Elizabeth touched her forehead and seemed harassed by the mystery. ‘Nobody knows anything about Vermeer’s life. That’s the point. If you asked whether he’d had a mistress or how he grew up, nobody knew. I encouraged Campbell to write that book because I thought he would grasp the condition.’
‘Well, he did,’ Moira said. ‘It’s a wonderful book.’
‘Yes, but it’s a terribly sad book, in a way. All Campbell understood was the emptiness. Turns out anyone can be a missing person.’”
I’m a year younger than you so not a kid. My wife & I have no kids..Neither do either of my siblings although my wife has 3 siblings, each with 2 or 3 kids. By North American standards, we were middle class; like your Canadian example, house & car with Social Security & a small pension. We live in a poor country with terrible schools. Without a better education, those nieces & nephews will be as poor as their parents, renting a small house but without a car, not to mention the 6-day work week without paid vacations or health insurance, much less job security, unemployment insurance, etc. As I said, it’s a poor country, one where all wealth has been for generations has been held by ruling families. So we’re paying all the health & education expenses of those nieces & nephews through college. And because this is a poor country it is within our means as retirees to do that & take care of ourselves on the monthly checks. (Tuition for a year at a either of the private high schools they’re attending costs about US$400 while college is more but similarly modest.) Speaking for myself while looking back at my life, this is actually the most significant thing I’ve ever done & as such, my greatest achievement. True, it’s almost nothing from a global perspective. Nonetheless, it makes me both proud & happy to just try to make their futures a bit better.

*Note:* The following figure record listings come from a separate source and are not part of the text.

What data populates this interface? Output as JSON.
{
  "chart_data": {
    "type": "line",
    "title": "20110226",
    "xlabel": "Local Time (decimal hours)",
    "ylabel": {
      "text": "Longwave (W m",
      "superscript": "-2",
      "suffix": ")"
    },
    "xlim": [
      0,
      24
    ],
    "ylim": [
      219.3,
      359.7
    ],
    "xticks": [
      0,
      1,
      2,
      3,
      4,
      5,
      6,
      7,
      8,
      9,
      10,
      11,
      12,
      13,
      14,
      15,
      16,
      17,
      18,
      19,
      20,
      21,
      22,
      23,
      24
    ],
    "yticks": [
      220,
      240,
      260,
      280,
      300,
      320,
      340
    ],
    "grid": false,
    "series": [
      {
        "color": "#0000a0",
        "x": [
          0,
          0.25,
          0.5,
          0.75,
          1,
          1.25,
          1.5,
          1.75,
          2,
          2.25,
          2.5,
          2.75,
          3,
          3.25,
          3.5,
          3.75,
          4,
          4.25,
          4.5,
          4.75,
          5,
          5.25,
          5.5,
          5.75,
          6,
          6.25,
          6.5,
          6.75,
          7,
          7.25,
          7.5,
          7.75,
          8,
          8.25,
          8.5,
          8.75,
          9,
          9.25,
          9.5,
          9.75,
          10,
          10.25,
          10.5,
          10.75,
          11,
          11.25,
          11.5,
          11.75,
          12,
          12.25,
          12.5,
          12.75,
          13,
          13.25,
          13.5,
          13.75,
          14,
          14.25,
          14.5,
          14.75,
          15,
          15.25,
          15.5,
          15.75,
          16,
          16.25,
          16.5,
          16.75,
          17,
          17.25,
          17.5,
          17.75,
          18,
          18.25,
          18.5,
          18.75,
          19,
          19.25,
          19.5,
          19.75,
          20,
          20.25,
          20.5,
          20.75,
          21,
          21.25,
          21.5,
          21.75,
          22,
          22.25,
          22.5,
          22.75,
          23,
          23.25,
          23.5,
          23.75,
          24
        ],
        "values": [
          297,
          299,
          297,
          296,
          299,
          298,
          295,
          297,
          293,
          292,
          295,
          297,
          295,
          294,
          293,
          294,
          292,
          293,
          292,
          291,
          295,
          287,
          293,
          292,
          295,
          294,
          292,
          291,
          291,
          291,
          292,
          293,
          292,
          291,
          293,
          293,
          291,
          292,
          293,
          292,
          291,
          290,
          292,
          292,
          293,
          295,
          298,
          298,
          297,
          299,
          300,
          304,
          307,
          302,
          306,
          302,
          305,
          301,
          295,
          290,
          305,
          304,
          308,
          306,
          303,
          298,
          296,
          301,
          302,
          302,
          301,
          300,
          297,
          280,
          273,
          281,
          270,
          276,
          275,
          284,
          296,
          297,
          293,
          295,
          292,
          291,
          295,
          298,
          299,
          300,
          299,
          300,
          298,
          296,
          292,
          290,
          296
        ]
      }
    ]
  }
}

When you say their houses cost them next to nothing, you have to realize the at the time they didn't cost next to nothing. Our first home cost $59,00.00 and it doesn't sound like a lot NOW. Between us we were making aprox. $35,000.00. Our mortgage was at 10 and 1/4 percent! And when our first child was born I stayed at home. Our vacations were at the family cottage otherwise we stayed home. Yes we paid for our daughters to go to university because we wanted them to excel and they have. And yes we helped them buy their first home because paying rent is like throwing money away. Yes my parents and my husbands parents left us some money and we invested it. But we've had a full life and are making sure we have enough if we need help in our later years. I don't see anything wrong with our wealth going to our children and not the community.